The exhibition, which is divided into five sections, evokes the concept of pictorial series with which the different rooms of the Buen Retiro Palace were decorated in the seventeenth century. Particularly notable among the spaces was the Hall of Realms, the most representative and significant room in the Buen Retiro Palace, whose decorative scheme can be viewed as an ensemble here for the first time since it was dismantled in the eighteenth century.
Located on the east side of Madrid, the Buen Retiro Palace was originally an extension to a small royal lodging known as the Royal Apartment, attached to the monastery of San Jerónimo. Within a short space of time (1633-1640), the palace complex gradually took shape with the successive addition of new features: royal apartments, two open courtyards for jousting and bullfights (the Principal Court and the Large Court), the Hall of Realms, the Emperor's Court, the Servants' Court, the Casón or ballroom and the theatre, known as the Coliseo, where plays often requiring elaborate stage machinery were performed.
One of the salient aspects of the residence -which was occupied for only a few weeks of the year- was its park and gardens. The Queen's Garden, adorned with an equestrian statue of Philip IV (now in front of the Royal Palace), was particularly beautiful, as was the Large Lake, intended for boating and staging water spectacles.

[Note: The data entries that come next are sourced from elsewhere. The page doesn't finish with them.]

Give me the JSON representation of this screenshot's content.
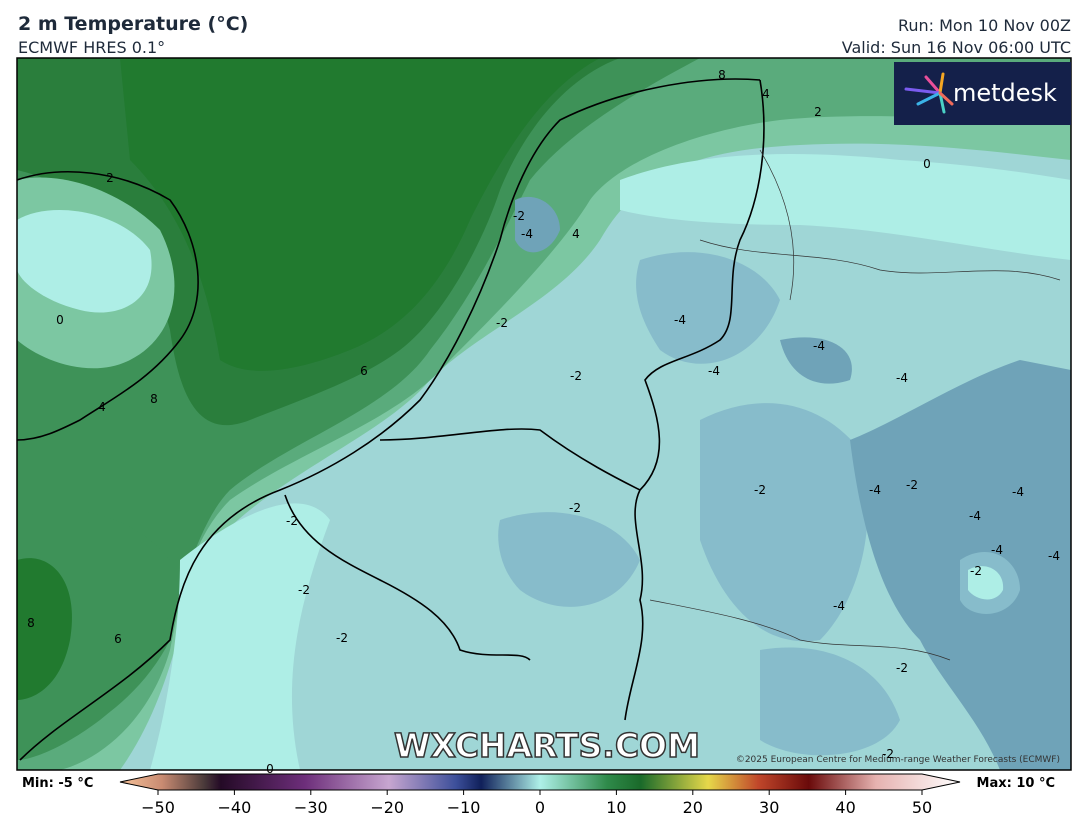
{
  "header": {
    "title": "2 m Temperature (°C)",
    "model": "ECMWF HRES 0.1°",
    "run": "Run: Mon 10 Nov 00Z",
    "valid": "Valid: Sun 16 Nov 06:00 UTC"
  },
  "logo": "metdesk",
  "watermark": "WXCHARTS.COM",
  "copyright": "©2025 European Centre for Medium-range Weather Forecasts (ECMWF)",
  "contour_labels": [
    2,
    0,
    4,
    8,
    6,
    8,
    6,
    8,
    4,
    2,
    0,
    -2,
    -4,
    4,
    -2,
    -4,
    -4,
    -4,
    -4,
    -2,
    -2,
    -2,
    -4,
    -2,
    -4,
    -4,
    -4,
    -4,
    -2,
    -2,
    -2,
    -2,
    -4,
    -2,
    -2,
    0
  ],
  "colorbar": {
    "min_label": "Min: -5 °C",
    "max_label": "Max: 10 °C",
    "ticks": [
      {
        "value": -50,
        "label": "−50"
      },
      {
        "value": -40,
        "label": "−40"
      },
      {
        "value": -30,
        "label": "−30"
      },
      {
        "value": -20,
        "label": "−20"
      },
      {
        "value": -10,
        "label": "−10"
      },
      0,
      10,
      20,
      30,
      40,
      50
    ]
  }
}
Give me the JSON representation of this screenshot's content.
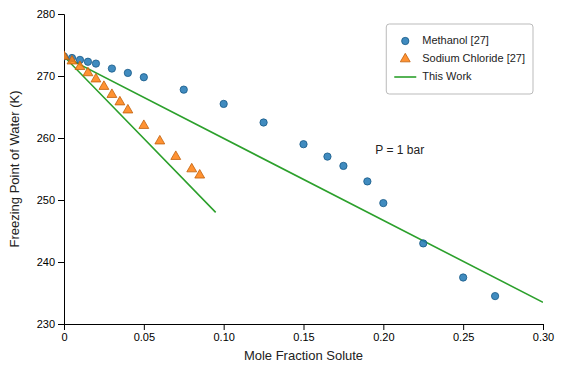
{
  "chart_data": {
    "type": "scatter",
    "xlabel": "Mole Fraction Solute",
    "ylabel": "Freezing Point of Water (K)",
    "series": [
      {
        "name": "Methanol [27]",
        "type": "scatter",
        "marker": "circle",
        "x": [
          0.0,
          0.005,
          0.01,
          0.015,
          0.02,
          0.03,
          0.04,
          0.05,
          0.075,
          0.1,
          0.125,
          0.15,
          0.165,
          0.175,
          0.19,
          0.2,
          0.225,
          0.25,
          0.27
        ],
        "values": [
          273.15,
          272.9,
          272.6,
          272.3,
          272.0,
          271.2,
          270.5,
          269.8,
          267.8,
          265.5,
          262.5,
          259.0,
          257.0,
          255.5,
          253.0,
          249.5,
          243.0,
          237.5,
          234.5
        ]
      },
      {
        "name": "Sodium Chloride [27]",
        "type": "scatter",
        "marker": "triangle",
        "x": [
          0.0,
          0.005,
          0.01,
          0.015,
          0.02,
          0.025,
          0.03,
          0.035,
          0.04,
          0.05,
          0.06,
          0.07,
          0.08,
          0.085
        ],
        "values": [
          273.15,
          272.4,
          271.5,
          270.5,
          269.5,
          268.3,
          267.0,
          265.8,
          264.5,
          262.0,
          259.5,
          257.0,
          255.0,
          254.0
        ]
      },
      {
        "name": "This Work",
        "type": "line",
        "line_style": "solid",
        "x": [
          0.0,
          0.3,
          null,
          0.0,
          0.095
        ],
        "values": [
          273.15,
          233.5,
          null,
          273.15,
          248.0
        ]
      }
    ],
    "xlim": [
      0.0,
      0.3
    ],
    "ylim": [
      230,
      280
    ],
    "xticks": [
      0,
      0.05,
      {
        "value": 0.1,
        "label": "0.10"
      },
      0.15,
      {
        "value": 0.2,
        "label": "0.20"
      },
      0.25,
      {
        "value": 0.3,
        "label": "0.30"
      }
    ],
    "yticks": [
      230,
      240,
      250,
      260,
      270,
      280
    ],
    "annotations": [
      {
        "text": "P = 1 bar",
        "x": 0.195,
        "y": 258
      }
    ],
    "legend": "upper right",
    "grid": false
  }
}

The complex was destroyed during the War of Independence except for the Casón and the north wing of the Principle Court, which has since been extensively remodelled and now houses the Museo del Ejército (army museum). The gardens became what is now the Parque del Retiro, although virtually nothing is left of their original layout. There survive some exterior views of the Palace but unfortunately there are none of the interior.